Pemerintah melalui PMK 50/2025 mengatur bahwa kegiatan menamabang (mining) aset kripto kini tidak lagi kena PPh final yang semula tarifnya sebesar 0,1%.
Direktur Peraturan Perpajakan I DJP Hestu Yoga Saksama mengatakan kegiatan menambang aset kripto bukan transaksi jual beli.
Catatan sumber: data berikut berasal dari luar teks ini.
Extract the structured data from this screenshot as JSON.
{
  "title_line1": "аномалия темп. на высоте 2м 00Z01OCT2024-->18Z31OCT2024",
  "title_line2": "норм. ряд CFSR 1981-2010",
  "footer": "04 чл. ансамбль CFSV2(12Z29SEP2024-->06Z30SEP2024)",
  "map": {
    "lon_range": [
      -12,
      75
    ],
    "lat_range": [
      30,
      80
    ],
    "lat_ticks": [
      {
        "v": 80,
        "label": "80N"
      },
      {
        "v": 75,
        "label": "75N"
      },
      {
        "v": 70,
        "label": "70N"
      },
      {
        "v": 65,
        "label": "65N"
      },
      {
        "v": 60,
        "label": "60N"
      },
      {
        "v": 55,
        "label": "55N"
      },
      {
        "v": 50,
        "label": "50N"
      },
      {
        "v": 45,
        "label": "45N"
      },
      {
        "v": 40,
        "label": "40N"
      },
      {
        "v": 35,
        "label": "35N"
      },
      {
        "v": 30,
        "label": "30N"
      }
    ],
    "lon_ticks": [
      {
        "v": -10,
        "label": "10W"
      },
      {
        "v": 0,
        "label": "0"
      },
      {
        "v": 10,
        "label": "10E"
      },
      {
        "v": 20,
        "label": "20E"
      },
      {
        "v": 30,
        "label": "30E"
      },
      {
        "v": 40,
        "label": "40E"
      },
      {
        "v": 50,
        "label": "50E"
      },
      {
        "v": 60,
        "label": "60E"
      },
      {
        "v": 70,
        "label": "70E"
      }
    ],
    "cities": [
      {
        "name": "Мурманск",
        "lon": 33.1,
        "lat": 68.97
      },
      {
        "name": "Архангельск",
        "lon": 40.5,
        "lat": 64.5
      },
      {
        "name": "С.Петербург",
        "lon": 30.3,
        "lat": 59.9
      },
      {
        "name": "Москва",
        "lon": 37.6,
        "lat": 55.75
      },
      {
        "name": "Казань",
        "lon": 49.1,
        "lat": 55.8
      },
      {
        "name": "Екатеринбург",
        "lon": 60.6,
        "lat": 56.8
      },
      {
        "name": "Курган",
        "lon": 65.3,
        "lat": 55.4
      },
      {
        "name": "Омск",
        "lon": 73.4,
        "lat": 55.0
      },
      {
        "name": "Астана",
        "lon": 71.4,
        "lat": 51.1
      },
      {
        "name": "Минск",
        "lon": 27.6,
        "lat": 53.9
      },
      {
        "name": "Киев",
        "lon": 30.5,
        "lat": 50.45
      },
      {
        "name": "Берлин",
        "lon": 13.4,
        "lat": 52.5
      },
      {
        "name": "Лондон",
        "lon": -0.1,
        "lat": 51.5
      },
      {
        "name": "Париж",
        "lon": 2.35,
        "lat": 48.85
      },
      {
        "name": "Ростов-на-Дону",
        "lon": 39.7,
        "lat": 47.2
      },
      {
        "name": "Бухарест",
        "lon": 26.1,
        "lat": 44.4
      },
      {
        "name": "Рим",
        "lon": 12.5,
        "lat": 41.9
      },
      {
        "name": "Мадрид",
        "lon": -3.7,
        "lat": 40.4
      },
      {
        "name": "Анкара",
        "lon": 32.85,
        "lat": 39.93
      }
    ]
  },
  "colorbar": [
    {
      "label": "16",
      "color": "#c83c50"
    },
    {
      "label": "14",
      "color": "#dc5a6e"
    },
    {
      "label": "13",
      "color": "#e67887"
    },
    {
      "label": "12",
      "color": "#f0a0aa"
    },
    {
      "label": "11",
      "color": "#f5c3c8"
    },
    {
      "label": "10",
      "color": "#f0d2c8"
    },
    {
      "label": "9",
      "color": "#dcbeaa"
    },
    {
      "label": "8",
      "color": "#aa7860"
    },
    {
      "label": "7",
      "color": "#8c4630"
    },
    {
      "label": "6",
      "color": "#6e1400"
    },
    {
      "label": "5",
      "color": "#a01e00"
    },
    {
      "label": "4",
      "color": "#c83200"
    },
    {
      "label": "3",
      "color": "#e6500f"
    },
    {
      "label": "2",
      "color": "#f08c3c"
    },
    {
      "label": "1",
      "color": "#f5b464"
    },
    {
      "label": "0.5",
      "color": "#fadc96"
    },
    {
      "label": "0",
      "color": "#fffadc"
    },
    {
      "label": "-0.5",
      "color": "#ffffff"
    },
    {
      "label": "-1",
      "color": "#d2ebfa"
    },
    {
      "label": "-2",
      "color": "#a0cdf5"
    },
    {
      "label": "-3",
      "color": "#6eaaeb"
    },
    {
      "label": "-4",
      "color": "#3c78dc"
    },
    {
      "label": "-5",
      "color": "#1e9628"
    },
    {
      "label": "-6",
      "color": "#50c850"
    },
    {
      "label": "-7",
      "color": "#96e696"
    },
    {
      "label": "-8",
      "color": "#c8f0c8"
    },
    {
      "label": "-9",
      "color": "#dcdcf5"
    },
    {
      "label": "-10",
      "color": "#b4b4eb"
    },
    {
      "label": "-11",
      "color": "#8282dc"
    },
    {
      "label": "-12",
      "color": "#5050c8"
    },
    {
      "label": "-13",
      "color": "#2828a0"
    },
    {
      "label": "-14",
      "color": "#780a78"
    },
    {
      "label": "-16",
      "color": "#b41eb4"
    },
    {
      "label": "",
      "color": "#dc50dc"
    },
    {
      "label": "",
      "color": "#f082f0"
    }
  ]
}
Oleh karena itu, penghasilan yang diterima penambang kripto dikenakan PPh berdasarkan tarif umum.
“Kenapa mining ini tidak kita PPh finalkan lagi, pertama, waktu itu kita memang mau supaya mining itu masuk ke sistem pemajakan dulu pada 2022,” ujarnya, dikutip pada Senin (4/8/2025).
Yoga menjelaskan PMK 50/2025 mengubah beberapa skema pemajakan transaksi kripto yang dulu diatur pada 2022. Khusus penambangan kripto, sambungnya, pemajakannya disesuaikan dengan karakteristik proses bisnisnya.
Karena penambang kripto bukan penyelenggara perdagangan melalui sistem elektronik (PPMSE), yang notabene melakukan transaksi kripto, maka tidak dikenakan PPh yang bersifat final.
“Mining itu sebenarnya bukan jual beli, dia usaha, kayak perusahaan biasa, yang modalnya gede banget, segala macam. Kita kembalikan kepada substansinya, proses bisnisnya, karakteristiknya, bahwa ini kan bukan seperti investor jual beli itu,” tutur Yoga.
Selain mengatur mengenai PPh, PMK 50/2025 juga mengatur perlakuan pengenaan PPN yang terutang atas penyerahan jasa verifikasi transaksi aset kripto oleh penambang aset kripto.
Dalam beleid itu, penambang kripto dikenakan PPN besaran tertentu sebesar 2,2% atas transaksi aset kripto. Tarif PPN itu lebih tinggi dari aturan sebelumnya yang sebesar 1,1%.
“Untuk mining ini yang PPN besaran tertentu, selama ini kita pertahankan, cuma dinaikkan saja,” tutup Yoga.